American casualties on Saipan totaled about 14,000, including 3,426 killed. Well below the nearly total destruction of the Japanese force, but certainly significant enough to cause American leaders to do some math.

The willingness of Japanese soldiers and civilians on Saipan to take their own lives rather than be taken prisoner induced American strategists to create the “Saipan ratio”—one killed American and several wounded for every seven Japanese soldier deaths—to be used to calculate the human cost of the planned American invasion of Japan’s home islands. The initial calculation came up with 2,000,000 American casualties, including 500,000 deaths. 

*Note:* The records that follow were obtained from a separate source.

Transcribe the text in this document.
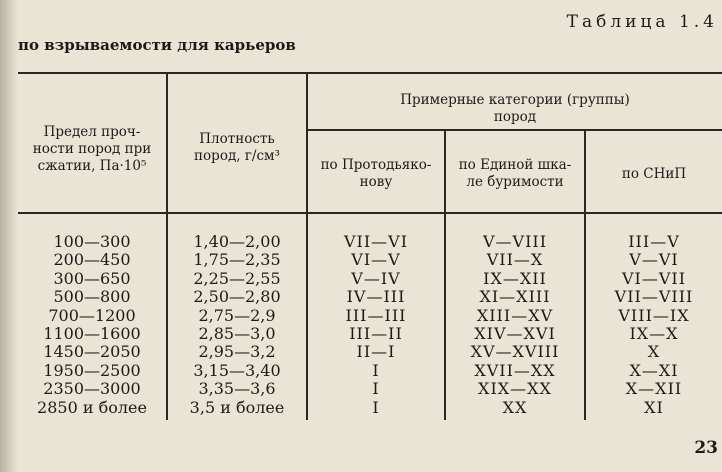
Таблица 1.4
по взрываемости для карьеров
Предел проч-
ности пород при
сжатии, Па·10⁵
Плотность
пород, г/см³
Примерные категории (группы)
пород
по Протодьяко-
нову
по Единой шка-
ле буримости	по СНиП
100—300
200—450
300—650
500—800
700—1200
1100—1600
1450—2050
1950—2500
2350—3000
2850 и более
1,40—2,00
1,75—2,35
2,25—2,55
2,50—2,80
2,75—2,9
2,85—3,0
2,95—3,2
3,15—3,40
3,35—3,6
3,5 и более
VII—VI
VI—V
V—IV
IV—III
III—III
III—II
II—I
I
I
I
V—VIII
VII—X
IX—XII
XI—XIII
XIII—XV
XIV—XVI
XV—XVIII
XVII—XX
XIX—XX
XX
III—V
V—VI
VI—VII
VII—VIII
VIII—IX
IX—X
X
X—XI
X—XII
XI
23
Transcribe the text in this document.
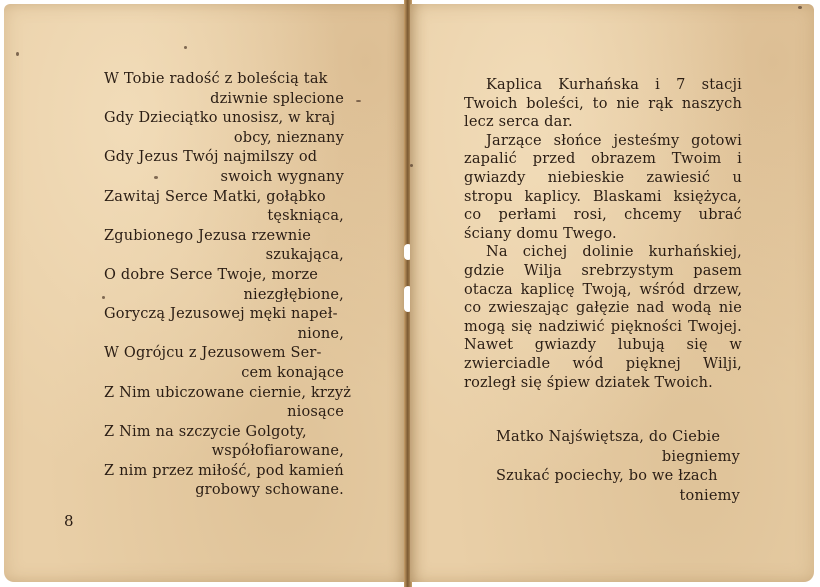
W Tobie radość z boleścią tak
dziwnie splecione
Gdy Dzieciątko unosisz, w kraj
obcy, nieznany
Gdy Jezus Twój najmilszy od
swoich wygnany
Zawitaj Serce Matki, gołąbko
tęskniąca,
Zgubionego Jezusa rzewnie
szukająca,
O dobre Serce Twoje, morze
niezgłębione,
Goryczą Jezusowej męki napeł-
nione,
W Ogrójcu z Jezusowem Ser-
cem konające
Z Nim ubiczowane ciernie, krzyż
niosące
Z Nim na szczycie Golgoty,
współofiarowane,
Z nim przez miłość, pod kamień
grobowy schowane.
8

Kaplica Kurhańska i 7 stacji Twoich boleści, to nie rąk naszych lecz serca dar.

Jarzące słońce jesteśmy gotowi zapalić przed obrazem Twoim i gwiazdy niebieskie zawiesić u stropu kaplicy. Blaskami księżyca, co perłami rosi, chcemy ubrać ściany domu Twego.

Na cichej dolinie kurhańskiej, gdzie Wilja srebrzystym pasem otacza kaplicę Twoją, wśród drzew, co zwieszając gałęzie nad wodą nie mogą się nadziwić piękności Twojej. Nawet gwiazdy lubują się w zwierciadle wód pięknej Wilji, rozległ się śpiew dziatek Twoich.

Matko Najświętsza, do Ciebie
biegniemy
Szukać pociechy, bo we łzach
toniemy
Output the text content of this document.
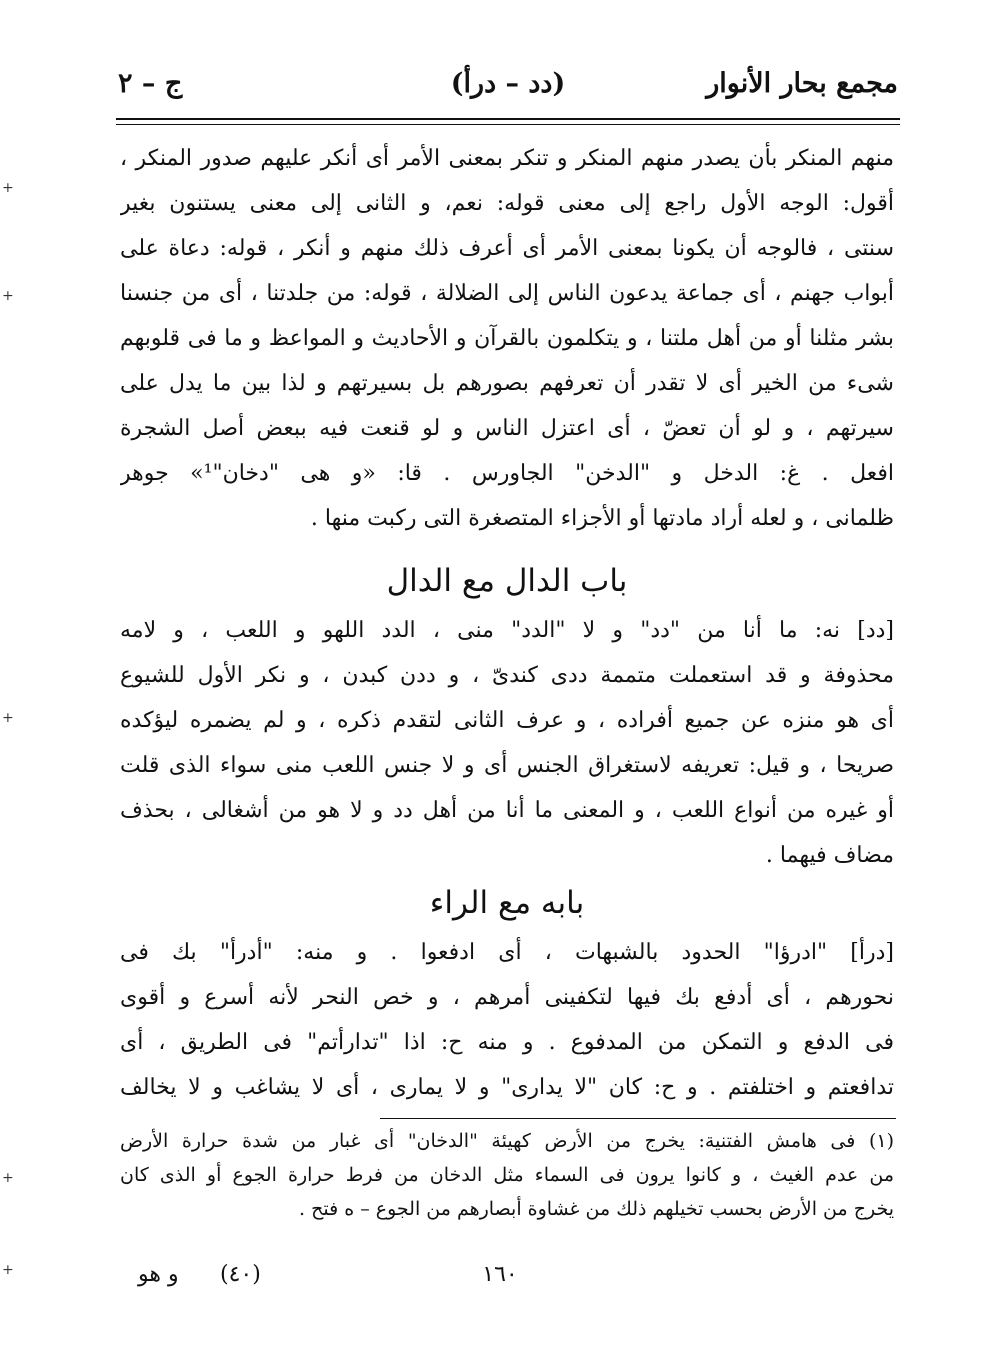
مجمع بحار الأنوار
(دد – درأ)
ج – ٢
منهم المنكر بأن يصدر منهم المنكر و تنكر بمعنى الأمر أى أنكر عليهم صدور المنكر ،
أقول: الوجه الأول راجع إلى معنى قوله: نعم، و الثانى إلى معنى يستنون بغير
سنتى ، فالوجه أن يكونا بمعنى الأمر أى أعرف ذلك منهم و أنكر ، قوله: دعاة على
أبواب جهنم ، أى جماعة يدعون الناس إلى الضلالة ، قوله: من جلدتنا ، أى من جنسنا
بشر مثلنا أو من أهل ملتنا ، و يتكلمون بالقرآن و الأحاديث و المواعظ و ما فى قلوبهم
شىء من الخير أى لا تقدر أن تعرفهم بصورهم بل بسيرتهم و لذا بين ما يدل على
سيرتهم ، و لو أن تعضّ ، أى اعتزل الناس و لو قنعت فيه ببعض أصل الشجرة
افعل . غ: الدخل و "الدخن" الجاورس . قا: «و هى "دخان"¹» جوهر
ظلمانى ، و لعله أراد مادتها أو الأجزاء المتصغرة التى ركبت منها .
باب الدال مع الدال
[دد] نه: ما أنا من "دد" و لا "الدد" منى ، الدد اللهو و اللعب ، و لامه
محذوفة و قد استعملت متممة ددى كندىّ ، و ددن كبدن ، و نكر الأول للشيوع
أى هو منزه عن جميع أفراده ، و عرف الثانى لتقدم ذكره ، و لم يضمره ليؤكده
صريحا ، و قيل: تعريفه لاستغراق الجنس أى و لا جنس اللعب منى سواء الذى قلت
أو غيره من أنواع اللعب ، و المعنى ما أنا من أهل دد و لا هو من أشغالى ، بحذف
مضاف فيهما .
بابه مع الراء
[درأ] "ادرؤا" الحدود بالشبهات ، أى ادفعوا . و منه: "أدرأ" بك فى
نحورهم ، أى أدفع بك فيها لتكفينى أمرهم ، و خص النحر لأنه أسرع و أقوى
فى الدفع و التمكن من المدفوع . و منه ح: اذا "تدارأتم" فى الطريق ، أى
تدافعتم و اختلفتم . و ح: كان "لا يدارى" و لا يمارى ، أى لا يشاغب و لا يخالف
(١) فى هامش الفتنية: يخرج من الأرض كهيئة "الدخان" أى غبار من شدة حرارة الأرض
من عدم الغيث ، و كانوا يرون فى السماء مثل الدخان من فرط حرارة الجوع أو الذى كان
يخرج من الأرض بحسب تخيلهم ذلك من غشاوة أبصارهم من الجوع – ه فتح .
١٦٠
(٤٠)
و هو
+
+
+
+
+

While the calculation shrank over the following months, it nevertheless figured heavily in the decision to drop the atomic bombs a year later on Hiroshima and Nagasaki as an alternative to a naval invasion like those at Normandy and Saipan.

Also figuring into American dominance at Saipan: when the marines and Army troops landed, the Japanese military and naval leadership determined it was necessary to try to dislodge them, or at least disrupt American supply lines to the island. That effort led within a few days to the Battle of the Philippine Sea, or as U.S. aviators came to call it, “the Great Marianas Turkey Shoot.” 

On June 19, four days after the troops landed, American pilots shot down more than 300 attacking Japanese planes while losing fewer than 30 of their own. U.S. submarines sank two Japanese carriers. The overwhelming victory was the greatest carrier battle of the war. When it was all over, the Japanese had lost their ability to fight in the air, at the cost of three aircraft carriers and a total of 480 aircraft, as well as most of their well-trained pilots.

A Japanese admiral wrote, “It will be extremely difficult to recover from this disaster and rise again.” Sixteen weeks later the Battle of Leyte Gulf stamped an exclamation point to his comment.

Because of its decisive role in the War for the Pacific, Saipan’s D-Day deserves more recognition than it’s receiving on its 80th anniversary.